The former machine house of the “Aktienbrauerei zum Feldschlösschen” is located in Budapester Straße. Here you can not only drink the beer of the Dresden brewery, but also enjoy good hearty food.
Elector Johann Georg I allowed Anna Nehlin’s farm to serve beer and wine to strangers in 1644. About 40 years later, Dietrich von Bosse bought the farm at the foot of the Hahneberg and built the little castle in the field. He too received permission to serve beer and wine. After another change of ownership, the Feldschlößchen developed into a popular place for outings around 1730. Here people danced, bowled and enjoyed beer in a summer garden.
The Feldschlößchen was destroyed during the Battle of Dresden in 1813.
After the house was rebuilt and later when a new tenant was found in the Bavarian Albert Leonhard Meisl, who continued to run the excursion pub, a lager brewery was established on the premises on Budapester Straße. His sons converted the business into a public limited company and later sold it.
The brewery developed into one of the largest beer producers in Saxony. At the end of the 19th century, it joined forces with the Radebacher Exportbierbrauerei to form a community of interest and finally merged in 1920. Over the years, the excursion pub “Zum Feldschlößchen” remained.
In 1960, the brewery merged with other breweries in Dresden to form VEB Dresdner Brauereien.
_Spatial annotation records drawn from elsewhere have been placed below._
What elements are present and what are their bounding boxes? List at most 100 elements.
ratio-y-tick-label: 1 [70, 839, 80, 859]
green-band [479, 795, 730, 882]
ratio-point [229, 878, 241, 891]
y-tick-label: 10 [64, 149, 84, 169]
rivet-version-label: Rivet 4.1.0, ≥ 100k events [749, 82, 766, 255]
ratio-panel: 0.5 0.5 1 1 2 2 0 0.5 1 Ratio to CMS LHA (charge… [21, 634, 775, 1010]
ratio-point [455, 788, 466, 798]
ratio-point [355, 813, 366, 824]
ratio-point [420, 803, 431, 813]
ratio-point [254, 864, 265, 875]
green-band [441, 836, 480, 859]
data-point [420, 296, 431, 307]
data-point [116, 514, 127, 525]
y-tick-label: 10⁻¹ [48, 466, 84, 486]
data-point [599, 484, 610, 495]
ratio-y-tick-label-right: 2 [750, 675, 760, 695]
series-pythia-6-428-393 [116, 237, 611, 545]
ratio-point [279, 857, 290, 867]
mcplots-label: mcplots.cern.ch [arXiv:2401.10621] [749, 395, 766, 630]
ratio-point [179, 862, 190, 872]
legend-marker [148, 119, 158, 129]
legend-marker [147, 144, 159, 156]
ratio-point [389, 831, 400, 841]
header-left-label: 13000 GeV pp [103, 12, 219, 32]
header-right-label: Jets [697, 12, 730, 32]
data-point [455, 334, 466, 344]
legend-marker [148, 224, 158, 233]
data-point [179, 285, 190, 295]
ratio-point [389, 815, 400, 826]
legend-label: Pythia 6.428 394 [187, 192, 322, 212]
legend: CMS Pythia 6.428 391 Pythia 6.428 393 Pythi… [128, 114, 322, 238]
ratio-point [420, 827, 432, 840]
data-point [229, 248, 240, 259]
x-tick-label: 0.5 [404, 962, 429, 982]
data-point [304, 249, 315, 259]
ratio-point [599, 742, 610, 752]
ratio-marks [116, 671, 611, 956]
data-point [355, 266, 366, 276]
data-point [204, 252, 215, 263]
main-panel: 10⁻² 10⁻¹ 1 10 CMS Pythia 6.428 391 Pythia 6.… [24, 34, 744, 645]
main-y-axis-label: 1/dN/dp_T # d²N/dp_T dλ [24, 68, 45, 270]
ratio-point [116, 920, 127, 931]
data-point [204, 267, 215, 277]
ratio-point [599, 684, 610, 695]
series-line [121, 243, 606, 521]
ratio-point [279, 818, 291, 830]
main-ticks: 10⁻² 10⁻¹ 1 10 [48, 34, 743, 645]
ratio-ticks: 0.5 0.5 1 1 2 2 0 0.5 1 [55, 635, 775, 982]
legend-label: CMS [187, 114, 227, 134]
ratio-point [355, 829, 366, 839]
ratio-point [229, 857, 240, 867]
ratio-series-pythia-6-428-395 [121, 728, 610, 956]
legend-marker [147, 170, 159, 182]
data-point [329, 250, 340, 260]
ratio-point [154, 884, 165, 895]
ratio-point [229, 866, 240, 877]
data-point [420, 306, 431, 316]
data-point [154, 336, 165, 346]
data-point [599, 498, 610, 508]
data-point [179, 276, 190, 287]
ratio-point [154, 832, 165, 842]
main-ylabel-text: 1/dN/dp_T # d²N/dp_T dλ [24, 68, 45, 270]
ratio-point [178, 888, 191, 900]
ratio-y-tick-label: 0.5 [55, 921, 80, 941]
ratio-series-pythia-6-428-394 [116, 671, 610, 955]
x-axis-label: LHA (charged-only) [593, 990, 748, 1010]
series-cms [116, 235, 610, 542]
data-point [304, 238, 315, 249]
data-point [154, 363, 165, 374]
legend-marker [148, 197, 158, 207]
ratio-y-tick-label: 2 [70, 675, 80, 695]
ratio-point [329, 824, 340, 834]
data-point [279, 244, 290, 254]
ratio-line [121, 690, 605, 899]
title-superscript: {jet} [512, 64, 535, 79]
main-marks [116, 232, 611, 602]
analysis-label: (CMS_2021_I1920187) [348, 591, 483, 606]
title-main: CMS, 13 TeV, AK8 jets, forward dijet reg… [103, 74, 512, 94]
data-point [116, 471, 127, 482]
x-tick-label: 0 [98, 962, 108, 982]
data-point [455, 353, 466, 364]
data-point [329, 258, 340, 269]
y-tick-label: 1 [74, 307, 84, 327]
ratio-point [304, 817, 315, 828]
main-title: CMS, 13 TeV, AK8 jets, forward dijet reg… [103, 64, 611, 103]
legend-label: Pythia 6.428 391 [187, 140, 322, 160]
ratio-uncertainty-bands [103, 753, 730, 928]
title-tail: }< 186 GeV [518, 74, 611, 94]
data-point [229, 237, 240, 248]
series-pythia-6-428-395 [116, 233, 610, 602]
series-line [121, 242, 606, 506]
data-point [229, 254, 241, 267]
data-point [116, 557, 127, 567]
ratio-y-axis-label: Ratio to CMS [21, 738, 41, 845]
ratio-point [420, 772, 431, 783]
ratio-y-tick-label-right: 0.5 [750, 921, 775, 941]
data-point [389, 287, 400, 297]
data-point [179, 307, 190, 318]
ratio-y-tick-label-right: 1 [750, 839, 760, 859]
The brewery produced “Feldschlößchen-Pilsner”, draught beer and other non-alcoholic beverages. The production site was moved to Coschwitz and all the buildings were demolished except for the former machine house.
After 1990 and the political changes, there were several changes of ownership and currently the brand belongs to a larger holding company. On the old brewery site, the machine house was renovated to become the Feldschlößchen Stammhaus, and since 1998 guests have been able to enjoy Feldschlößchen beer there.
Visit to the Feldschlößchen Stammhaus
The Feldschlößchen Stammhaus on Budapester Straße is now a popular brewery and pub. Here you can sit in a quiet beer garden in a courtyard surrounded by office buildings or take a seat in the cosy interior. If you come as a larger group, you should reserve a table if possible. During our visit, the beer garden was already completely occupied in the very early afternoon and we took our seats in the brewery.
First we chose the food. Patrick chose the typical food in a brewery, the knuckle of pork. I chose the Steiger wild boar goulash with red cabbage and Bohemian dumplings.
My goulash was really excellently tender and juicy and I also liked the dumplings very much. The red cabbage was a bit too tasteless and too softly cooked for me. However, I always compare it with our homemade (fermented) red cabbage, which is crunchy and simply still tastes like cabbage.
The knuckle of pork was tender and tasted very good.
After we had decided on our food preferences, it was time to choose our beers. The Feldschlößchen Stammhaus offers a fixed range of beers and some seasonal products. In addition, there are some beers from other regional breweries, such as the black beer “Schwarzer Steiger” from the Freital brewery, which was also used to cook my goulash.
Dresdner Felsenkeller Urhell is a golden yellow bottom-fermented full beer that tastes only slightly of malt and hops. I found it not too bitter and you can taste a slightly fruity note. The alcohol content of the beer is 4.9%.
The Feldschlößchen Rubin has a wonderful colour. The beer tastes slightly caramel-like and nutty and is wonderfully drinkable. The alcohol content is 5.5%.
The small Feldschlößchen Pilsner is characterised by a spicy mushroom flavour. It is fresh, hoppy and with an alcohol content of 4.9%, it is one of the classics of the art of brewing.
The Feldschlößchen Kellerbier with its 4.8% alcohol content is slightly naturally cloudy. I liked the full-bodied taste best next to the Feldschlößchen Rubin.